The contrast is stark to what Vassell will experience on Thursday in Texas where the Londoner fights 33-year-old Russian Denis Goltsov in the first match of the Professional Fighters League’s (PFL) 2024 season.

The eventual winner of the heavyweight tournament will pick up a $1m (£800,000) cheque along with a world title.

Speaking near his home in Florida, the ups and downs Vassell details over his distinguished 19-year career can be encapsulated by one word – perseverance.

“It really is surreal,” Vassell tells BBC Sport. “Fighting for pretty much peanuts. It really is crazy to actually put it all together.

“But I’ve been doing it a long time. I never went from nothing to a big pay cheque, I was never getting the top money.

“And finally, finally after keeping on winning, I’m at a good part of my life where I can look back and say this is all worth it.”

‘I didn’t like fighting growing up’

Working full-time as a builder, Vassell was a latecomer to mixed martial arts and first introduced to the sport around the age of 21.

He was a fan of WWE and playfighting with his friend in his back garden when he performed a slam known as a ‘Rock Bottom’.

“I didn’t like fighting at all growing up, it wasn’t a thing I wanted to do,” adds Vassell. “I’d wrestle with friends and stuff, but never actual fighting.

“I loved watching Hulk Hogan, Ultimate Warrior, Bret Hart, Legion of Doom, all these guys, so I was drawn to wrestling.

“I picked my friend up, who was a martial artist, and gave him a ‘Rock Bottom’ and ended up knocking him out by accident.

“And from then he was saying, ‘Linton, you have to come to the gym. If you did that to me, imagine with some training what you could do’.”

After joining an MMA gym, Vassell never looked back.

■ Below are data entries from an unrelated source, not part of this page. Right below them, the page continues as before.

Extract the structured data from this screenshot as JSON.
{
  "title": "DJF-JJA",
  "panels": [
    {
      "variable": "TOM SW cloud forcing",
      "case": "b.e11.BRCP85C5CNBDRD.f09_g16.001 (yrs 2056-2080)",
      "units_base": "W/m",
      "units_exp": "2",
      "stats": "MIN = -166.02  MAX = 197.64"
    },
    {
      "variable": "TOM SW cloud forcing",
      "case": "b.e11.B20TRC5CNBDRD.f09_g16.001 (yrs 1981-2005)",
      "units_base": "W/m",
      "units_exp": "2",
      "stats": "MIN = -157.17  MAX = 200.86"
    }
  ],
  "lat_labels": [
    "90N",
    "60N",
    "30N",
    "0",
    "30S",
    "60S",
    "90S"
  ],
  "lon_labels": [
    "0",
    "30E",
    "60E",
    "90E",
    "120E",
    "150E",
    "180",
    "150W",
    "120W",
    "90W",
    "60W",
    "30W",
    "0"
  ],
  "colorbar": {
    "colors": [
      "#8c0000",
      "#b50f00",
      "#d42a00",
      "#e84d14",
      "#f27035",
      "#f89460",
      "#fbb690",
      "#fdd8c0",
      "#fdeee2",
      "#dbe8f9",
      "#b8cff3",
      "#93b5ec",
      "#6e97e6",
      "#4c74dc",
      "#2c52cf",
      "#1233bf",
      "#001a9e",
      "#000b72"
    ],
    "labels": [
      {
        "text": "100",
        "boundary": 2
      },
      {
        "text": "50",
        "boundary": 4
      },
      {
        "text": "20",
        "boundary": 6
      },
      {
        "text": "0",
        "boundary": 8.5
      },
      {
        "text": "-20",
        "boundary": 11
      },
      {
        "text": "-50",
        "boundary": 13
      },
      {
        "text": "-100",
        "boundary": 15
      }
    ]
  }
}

‘My career was on the line’

Media caption,

Watch: Britain’s Vassell beats Moldavsky with TKO

A long-time servant in Bellator, the MMA promotion has been sold to the PFL since Vassell last fought in March 2023 against Valentin Moldavsky.

After two defeats in light-heavyweight title fights over his 10 years in Bellator, Vassell’s journey ended on a sour note when he was forced to withdraw from a heavyweight world title fight against Ryan Bader last October.

But having rebuilt himself from two heartbreaks and forging a new career at heavyweight after being virtually “written off”, Vassell enters the PFL’s season format on a five-fight winning streak.

The finals will take place at the end of the year.

As he begins yet another shot at the title, Vassell hopes his career can inspire others.

He says “100% don’t give up”, adding: “I know everyone wants it now and then, but you have to work for it.

“I’ve been doing this a long time. I could have quit many times, and I did think of quitting sometimes, but don’t quit.”